Así nació Lindows, el Linux que plantó cara a Windows
Incluso su nombre fue una estrategia de marketing, pero también el comienzo de su fracaso. Microsoft se puso en alerta de inmediato e inició una batalla legal de dos años y medio contra esta distro Linux. El fundador de esta pequeña empresa que os mencionamos, Michael Robertson, creó Lindows en 2001. Su objetivo era crear una distribución Linux que pudiera ejecutar las principales aplicaciones de Windows sin obligar a los usuarios a abandonar Linux por completo.
Lindows utilizaba Wine para esta tarea, una capa de compatibilidad que aún se usa hoy en día. Este es un software que lleva entre nosotros desde 1993. Así, la idea era ofrecer una solución efectiva y sencilla tras instalar Lindows, ya que las aplicaciones de Windows funcionarían automáticamente.
El sistema operativo se basaba en Debian y ejecutaba el entorno de escritorio KDE, pero con un estilo similar al de Windows. Incluía una tienda de software de pago llamada Click N Run, que se podría considerar como el modelo precursor de las tiendas de aplicaciones actuales. Esto permitía a los usuarios buscar e instalar software de Linux, tanto gratuito como comercial, todo sin necesidad de usar la línea de comandos.
En 2002 se empezaron a vender ordenadores económicos con Lindows preinstalado cuando Microsoft controlaba el 90 % de los equipos de sobremesa.
Microsoft se marcó como objetivo acabar con este Linux
Por todo ello, Microsoft demandó a Lindows a finales de 2001, alegando que el nombre infringía su marca registrada Windows. La justicia en un principio no aceptó esta alegación y denegó la solicitud de la compañía de una medida cautelar en 2002. Más tarde, en 2004, se dictaminó que cualquier jurado tendría que considerar si Windows era un término genérico antes de 1985, y no como un término informático, tal como lo entendemos hoy.
A priori el caso no pintaba bien para Microsoft en su país, Estados Unidos, así que la compañía llevó la lucha a Finlandia, Suecia, Francia, Bélgica, Luxemburgo, Países Bajos, Canadá y España. Las leyes europeas de marcas registradas eran más favorables en ese momento, y Microsoft obtuvo las medidas cautelares buscadas. Por ejemplo, Países Bajos prohibió a Lindows vender el sistema operativo e incluso operar su sitio web en varios países.
Este Linux intentó seguir adelante cambiando el nombre del producto a Linspire. Ante la inminencia de un juicio en EE. UU. y el riesgo de que Windows se considerara un término genérico, Microsoft llegó a un acuerdo y pagó a Lindows 20 millones de dólares.
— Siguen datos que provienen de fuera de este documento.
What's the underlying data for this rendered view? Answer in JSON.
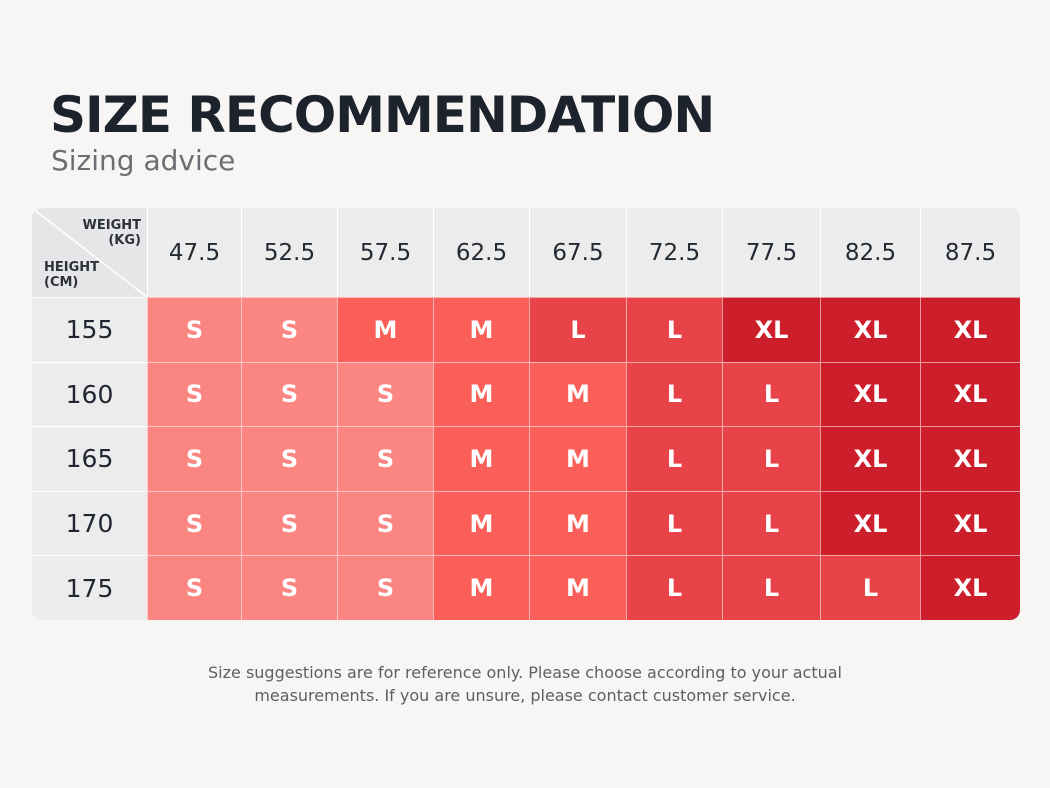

Todo ello para que cediera sus nombres de dominio relacionados, por lo que Lindows Inc. transfirió la marca registrada a Microsoft y cambió su nombre globalmente a Linspire.
Tras ello, Linspire continuó operando, extendiéndose en el mercado de Linux para consumidores. Lanzó una versión gratuita e incluso firmó acuerdos con Canonical y Mint para ofrecer software a través de su tienda de aplicaciones. Pero el reconocimiento de la marca se había esfumado y la empresa tuvo dificultades para consolidarse. Finalmente, en 2008, sus accionistas vendieron todos los activos de la compañía a Xandros, un distribuidor canadiense de Linux, y la empresa cesó sus operaciones.
Hoy día Lindows se recuerda como un sistema operativo que amenazó con perder la marca registrada más importante de Microsoft. Irónicamente, Microsoft ahora distribuye su propia capa de Linux, la herramienta WSL, haciendo algo similar a lo que Lindows intentaba cuando se lanzó.